ROBOTIC PROCESS AUTOMATION (RPA) has been making waves in the world of business for almost five years now, and many companies have jumped on the RPA bandwagon.
As a result, executives, especially those in junior and mid-management roles have become more efficient, delegating some of their daily tasks to script-driven RPA bots, allowing them to pay more attention to things that bring more value to internal and external stakeholders.
“The Eye Clinic at the Hospital of Seinäjoki welcomes 20,200 patients every year. According to our calculations, RPA is already saving 33 minutes of work time every day,” Teemu Haukilehto, IT Architect at the Hospital District of Southern Ostrobothnia told Fujitsu.
Given the benefits that RPA brings to organizations, a Deloitte report concluded that RPA will have achieved near-universal adoption within the next five years.
However, the roaring success of the technology raises an important question: Who’s managing the bots and making sure they do what they’re supposed to do?
Why does RPA need governance?
“An organization could have hundreds of bots running simultaneously, but over time, one of them might break down, and the business needs to know what has gone wrong,” said Sneh.
Once deployed, businesses need to know how to track the activity of each bot. With one or two bots in play, tracking and monitoring them is easy – but when you scale it across the organization and build a couple hundred bots, you’re bound to struggle.
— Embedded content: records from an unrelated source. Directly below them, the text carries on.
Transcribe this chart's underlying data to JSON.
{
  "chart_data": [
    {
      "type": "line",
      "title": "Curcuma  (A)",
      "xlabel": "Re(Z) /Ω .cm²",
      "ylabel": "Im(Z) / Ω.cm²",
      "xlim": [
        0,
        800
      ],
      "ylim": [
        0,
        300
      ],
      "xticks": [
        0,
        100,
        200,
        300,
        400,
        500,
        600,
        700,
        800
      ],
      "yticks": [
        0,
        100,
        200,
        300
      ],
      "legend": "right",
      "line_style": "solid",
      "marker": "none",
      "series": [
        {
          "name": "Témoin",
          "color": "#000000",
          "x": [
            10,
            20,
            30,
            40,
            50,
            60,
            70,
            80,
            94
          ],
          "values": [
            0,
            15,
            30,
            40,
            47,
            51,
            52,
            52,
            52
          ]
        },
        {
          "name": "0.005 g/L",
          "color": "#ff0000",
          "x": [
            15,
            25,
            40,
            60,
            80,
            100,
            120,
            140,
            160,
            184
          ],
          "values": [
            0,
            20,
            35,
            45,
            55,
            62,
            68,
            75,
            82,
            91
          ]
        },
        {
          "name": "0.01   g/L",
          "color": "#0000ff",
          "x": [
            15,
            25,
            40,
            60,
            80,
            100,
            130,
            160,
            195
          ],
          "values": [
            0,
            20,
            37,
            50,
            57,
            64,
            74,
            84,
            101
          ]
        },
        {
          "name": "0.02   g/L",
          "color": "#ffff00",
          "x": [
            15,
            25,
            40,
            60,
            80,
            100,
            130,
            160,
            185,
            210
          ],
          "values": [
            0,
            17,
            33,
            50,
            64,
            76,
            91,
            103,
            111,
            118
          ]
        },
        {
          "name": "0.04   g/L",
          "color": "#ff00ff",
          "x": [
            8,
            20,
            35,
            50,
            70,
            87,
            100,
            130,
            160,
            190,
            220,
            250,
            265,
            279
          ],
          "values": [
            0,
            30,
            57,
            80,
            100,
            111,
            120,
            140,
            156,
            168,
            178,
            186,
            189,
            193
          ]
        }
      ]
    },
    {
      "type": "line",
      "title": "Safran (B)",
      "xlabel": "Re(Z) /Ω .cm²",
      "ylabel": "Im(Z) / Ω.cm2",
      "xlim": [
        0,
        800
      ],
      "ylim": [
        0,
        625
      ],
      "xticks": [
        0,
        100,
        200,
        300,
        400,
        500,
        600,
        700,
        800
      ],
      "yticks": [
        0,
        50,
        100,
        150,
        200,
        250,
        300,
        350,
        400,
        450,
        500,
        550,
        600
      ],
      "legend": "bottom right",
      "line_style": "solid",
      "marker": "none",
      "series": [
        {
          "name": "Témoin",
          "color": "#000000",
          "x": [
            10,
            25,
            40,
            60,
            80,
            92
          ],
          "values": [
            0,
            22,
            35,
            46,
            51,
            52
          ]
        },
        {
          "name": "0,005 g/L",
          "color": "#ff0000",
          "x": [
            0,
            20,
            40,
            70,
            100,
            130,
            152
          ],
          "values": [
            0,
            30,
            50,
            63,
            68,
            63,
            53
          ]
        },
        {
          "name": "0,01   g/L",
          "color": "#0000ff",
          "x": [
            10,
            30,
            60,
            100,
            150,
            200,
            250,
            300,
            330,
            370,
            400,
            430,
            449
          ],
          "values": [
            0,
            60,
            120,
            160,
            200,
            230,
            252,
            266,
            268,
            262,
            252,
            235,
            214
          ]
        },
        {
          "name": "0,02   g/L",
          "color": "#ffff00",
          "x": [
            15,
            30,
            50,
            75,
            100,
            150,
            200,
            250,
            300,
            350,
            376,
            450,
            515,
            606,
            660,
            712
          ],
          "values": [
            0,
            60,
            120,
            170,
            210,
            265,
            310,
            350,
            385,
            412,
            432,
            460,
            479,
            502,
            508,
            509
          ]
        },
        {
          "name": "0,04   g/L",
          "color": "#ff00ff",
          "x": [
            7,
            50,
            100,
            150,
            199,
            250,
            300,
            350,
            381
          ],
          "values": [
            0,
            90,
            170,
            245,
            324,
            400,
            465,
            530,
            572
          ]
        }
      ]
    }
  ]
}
According to the Deloitte study, RPA is gaining popularity primarily because it helps improve compliance and reduce inaccuracies. In order to consistently deliver on that value proposition, businesses need to be able to track when things go wrong. Failing to do so could result in severe penalties and significant reputational risk.
Further, many businesses get too excited about the idea of automation and all the cost savings it can bring that they forget about the fact that when you’re running a couple hundred bots, you’re going to need computing power.
As a result, bot operations need to be optimized in a way that they not only achieve the goals they’re expected to achieve but also keep ‘additional’ costs on the lower-end as far as possible.
Neglecting this can easily whip your RPA implementation project out of shape, eating up many of the cost-advantages that were initially outlined and promised.
How can you govern your RPA bots?
“Governance, or some form of reporting, maybe even a dashboard can help managers gain visibility into what they need to fix before things get out of hand,” explained Lim.
It’s as simple as Lim says. Getting it done is actually the easy part, once managers and business leaders understand the need for RPA governance.
For organizations with a few bots running routine, non-critical tasks, a dashboard might suffice.
For more serious RPA deployments, businesses could institute a formal center of excellence (CoE) that helps create some sort of structure among the bot workforce and ensures there are strong processes and policies around monitoring and evaluating bots.
On the surface, it might seem like governance has a somewhat tactical role to play in the overall RPA framework. However, that’s far from the truth.
Governance, in fact, is critical to the evolution of bots.
Operational logs the governance function collects can help an AI engine, for example, to help determine how to improve the bots and take them to the next level. Those very logs could also help understand which tasks (and therefore bots) could be merged.
All of these activities could further reduce the computing power, time, and resources required to run the bots, creating more efficiencies and further reducing costs.
There is no question that RPA is disruptive, but it is also a great tool to help achieve immediate cost reduction and process efficiencies. However, to realize the full and long-term value, companies need to build a CoE.